“ENTITLEMENT, n. – A right you believe you have that I cannot afford to pay.” – Graham Anderson’s most recent entry to Ambrose Bierce’s The Devil’s Dictionary.
As part of the American Recovery and Reinvestment Act of 2009, the Obama Administration pushed forward the Health Information Technology for Economic and Clinical Health Act (HITECH). Beginning this year, the Act provides up to $36 billion in incentives over several years for healthcare providers (physicians, hospitals, nursing and other care-giving facilities) to adopt various healthcare information technologies. The Act also provides penalties for those that are slow to adopt certain new technologies – particularly electronic health records. Moreover, the Act charges the Secretary of Health and Human Services to invest in infrastructure necessary to enable the electronic exchange and use of health information. This Act certainly looks like the full employment act for healthcare IT consultants. Accenture and IBM’s healthcare divisions are probably doing the happy dance in 2011 and beyond; Athenahealth probably couldn’t be much Athenahealthier as well.
Will any of this money do any good? Will any of this spending make our healthcare system any more efficient at delivering healthcare services and help reduce America’s crushing entitlement burdens? Our nationwide healthcare system will probably become only marginally better as long as it remains in its current form. If the money provides any benefits or gains in efficiencies, it will be because healthcare consumers will have greater access to personal healthcare data that is transferable among providers and patients will also have outcomes data for providers so that they may compare doctor and hospital performance outcomes versus delivery costs. If we are lucky, perhaps providers will perform far fewer duplicative diagnostic tests. And patients will then have the information to be able to choose better, more efficient healthcare providers. Worse providers simply will get less business and, with any luck, will eventually go out of business. Unfortunately, this process does not happen quickly.
Healthcare is also not a very rational market, and as long as we live in a third party payer world we are almost certainly doomed to overspend on such services. That is why the costs for the final six months of life are overwhelming our society and emergency room visits are bleeding the life out of our country.
The undeniable fact is that individuals are willing to spend almost infinite amounts of other people’s money on their own healthcare or healthcare for their loved ones. Most people do not have a moral problem with this situation when faced with it in real time. When the alternative is a very serious health consequence or death, they will do whatever is necessary. Thus, rational people (or their caregivers) will fight to their (sometimes literal) dying breath to extract the most “care” (read cost) they can from a third party payer system even if the care is not particularly good or beneficial.
Today, patients often don’t know how effective treatments really are versus the myriad of costs associated with them.
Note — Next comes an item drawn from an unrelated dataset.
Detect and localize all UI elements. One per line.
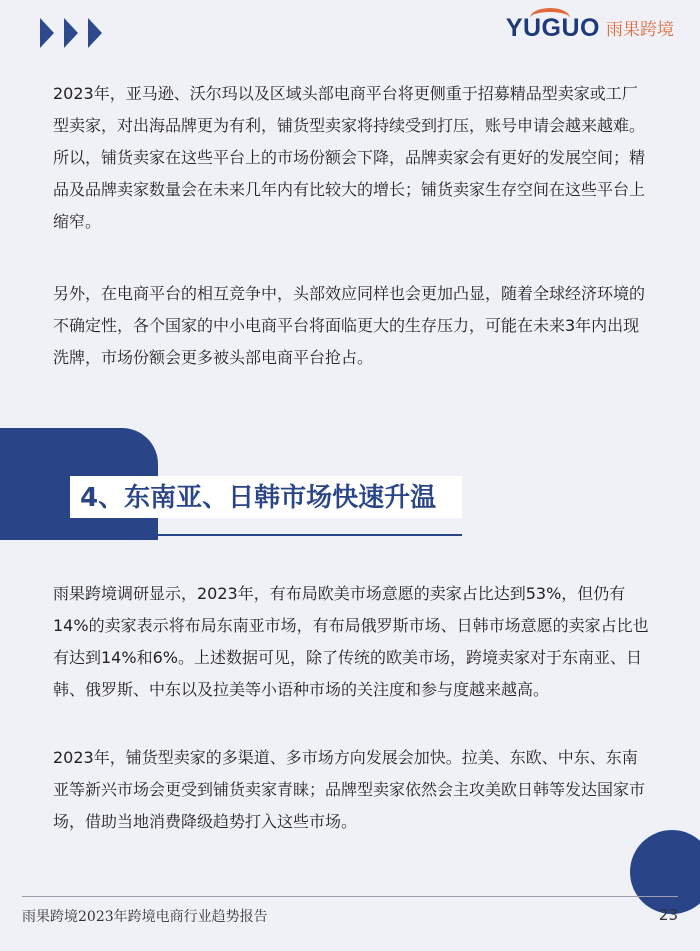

Extracting additional information out of the system through much better uses of healthcare information technologies can only provide so much benefit as long as the system itself has incentives that are not properly aligned with making wise choices. For example, for a patient beyond a certain age, should a third party payer system pay for a hip replacement instead of painkillers and a walker or motorized scooter and part time assistance? In my opinion, individuals should be free to pay out of pocket for whatever services they choose, even if the benefit is marginal or non-existent. But as a society that is picking up the bills, we must consider the risk of infection, healing time, rehabilitation, and all sorts of other costs associated with such procedures.
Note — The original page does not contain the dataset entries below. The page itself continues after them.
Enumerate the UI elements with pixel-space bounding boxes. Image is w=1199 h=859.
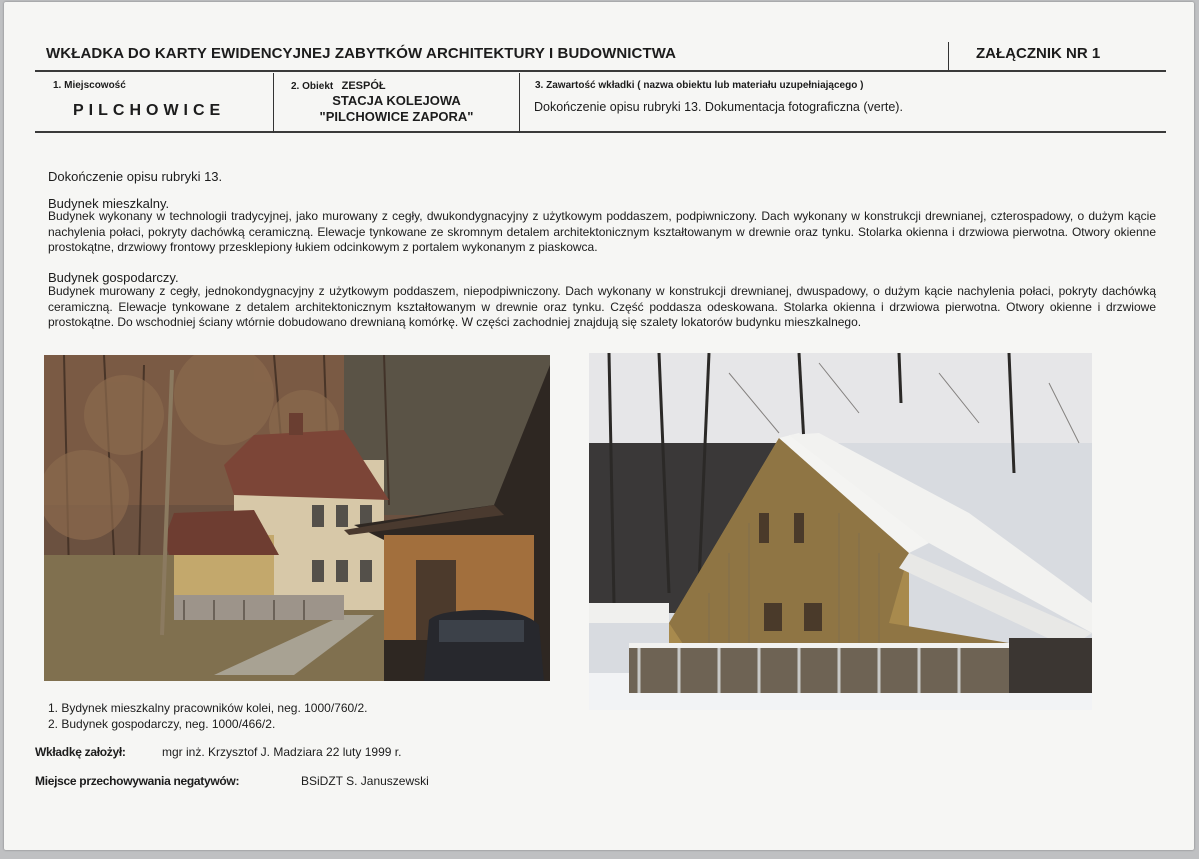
negatives-location-label: Miejsce przechowywania negatywów: <box>35 774 240 788</box>
utility-description: Budynek murowany z cegły, jednokondygnacyjny z użytkowym poddaszem, niepodpiwniczony. Dach wykonany w konstrukcji drewnianej, dwuspadowy, o dużym kącie nachylenia połaci, pokryty dachówką ceramiczną. Elewacje tynkowane z detalem architektonicznym kształtowanym w drewnie oraz tynku. Część poddasza odeskowana. Stolarka okienna i drzwiowa pierwotna. Otwory okienne i drzwiowe prostokątne. Do wschodniej ściany wtórnie dobudowano drewnianą komórkę. W części zachodniej znajdują się szalety lokatorów budynku mieszkalnego. <box>48 284 1156 329</box>
header-rule-top <box>35 70 1166 72</box>
locality-label: 1. Miejscowość <box>53 80 126 91</box>
object-name <box>274 93 519 125</box>
document-title: WKŁADKA DO KARTY EWIDENCYJNEJ ZABYTKÓW ARCHITEKTURY I BUDOWNICTWA <box>46 45 677 62</box>
document-sheet <box>4 2 1194 850</box>
object-label <box>291 80 386 92</box>
created-by-label: Wkładkę założył: <box>35 745 126 759</box>
photo-residential-building <box>44 355 550 681</box>
utility-heading: Budynek gospodarczy. <box>48 270 179 285</box>
negatives-location-value: BSiDZT S. Januszewski <box>301 774 429 788</box>
photo-caption-2: 2. Budynek gospodarczy, neg. 1000/466/2. <box>48 717 276 731</box>
header-rule-bottom <box>35 131 1166 133</box>
object-name-line1: STACJA KOLEJOWA <box>332 93 461 108</box>
object-name-line2: "PILCHOWICE ZAPORA" <box>319 109 474 124</box>
residential-description: Budynek wykonany w technologii tradycyjnej, jako murowany z cegły, dwukondygnacyjny z użytkowym poddaszem, podpiwniczony. Dach wykonany w konstrukcji drewnianej, czterospadowy, o dużym kącie nachylenia połaci, pokryty dachówką ceramiczną. Elewacje tynkowane ze skromnym detalem architektonicznym kształtowanym w drewnie oraz tynku. Stolarka okienna i drzwiowa pierwotna. Otwory okienne prostokątne, drzwiowy frontowy przesklepiony łukiem odcinkowym z portalem wykonanym z piaskowca. <box>48 209 1156 254</box>
locality-value: PILCHOWICE <box>73 102 226 119</box>
object-label-text: 2. Obiekt <box>291 81 334 92</box>
object-type: ZESPÓŁ <box>341 80 386 92</box>
field-divider-2 <box>519 73 520 133</box>
created-by-value: mgr inż. Krzysztof J. Madziara 22 luty 1999 r. <box>162 745 402 759</box>
section-intro: Dokończenie opisu rubryki 13. <box>48 169 223 184</box>
header-divider <box>948 42 949 72</box>
contents-value: Dokończenie opisu rubryki 13. Dokumentacja fotograficzna (verte). <box>534 100 903 114</box>
photo-caption-1: 1. Bydynek mieszkalny pracowników kolei, neg. 1000/760/2. <box>48 701 368 715</box>
residential-heading: Budynek mieszkalny. <box>48 196 170 211</box>
contents-label: 3. Zawartość wkładki ( nazwa obiektu lub materiału uzupełniającego ) <box>535 80 864 91</box>
photo-utility-building <box>589 353 1092 710</box>
annex-number: ZAŁĄCZNIK NR 1 <box>976 45 1101 62</box>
In practice, it is very difficult to place a value on a life or a limb ex ante. For the most part, I don’t think we need to get into that type of a philosophical debate to address the serious cost problem that we face. To a certain extent, we must weigh all the costs of various treatment options against all the benefits and rarely do we do so today. The problem is most acute in the last 6 to 12 months of life, but it exists throughout the spectrum of healthcare services. Healthcare IT can help us frame how to consider some of these types of issues, but ultimately, we will have to have a system that will take into account costs and patient outcomes if we are to have any hope of realizing more than marginal benefits from a proposed $36 billion investment in healthcare IT. No matter what we decide to spend on healthcare IT, if we do not change our fundamental approach to how we pay for healthcare, the United States will continue to spend more per capita on healthcare than any other nation in the world (and not get the best results except at the high end).
As I see it, we have only a couple of longer term choices. We can move to a sub-optimal, but much better system than we have today. The US can move toward an integrated healthcare delivery model system run more like that managed by organizations such as Geisinger. Or we can move more optimally toward a high deductable, catastrophic plan or true insurance system supplemented with health savings accounts which patients control for non-catastrophic needs – i.e. relatively routine and preventive medicine. Government then provides the funding for those who cannot afford to fund their own accounts to certain minimum levels. Such a system would cost far less than what we do today because patients would be responsible with their own money for the vast majority of everyday decisions. Ultimately, healthcare IT data would then help patients, who are allocating their own healthcare dollars, choose the best providers of services. Patients making quality choices every day would help keep the quality of services up and the costs down with fewer mistakes made, fewer return visits to the hospital, better diagnoses, and faster recover times, etc.
In combination with an overhaul of how we pay for healthcare, healthcare IT could provide a bandage to help stop the dollars from bleeding out of our pockets and into the system. It will be some time before it is successful in doing so, however.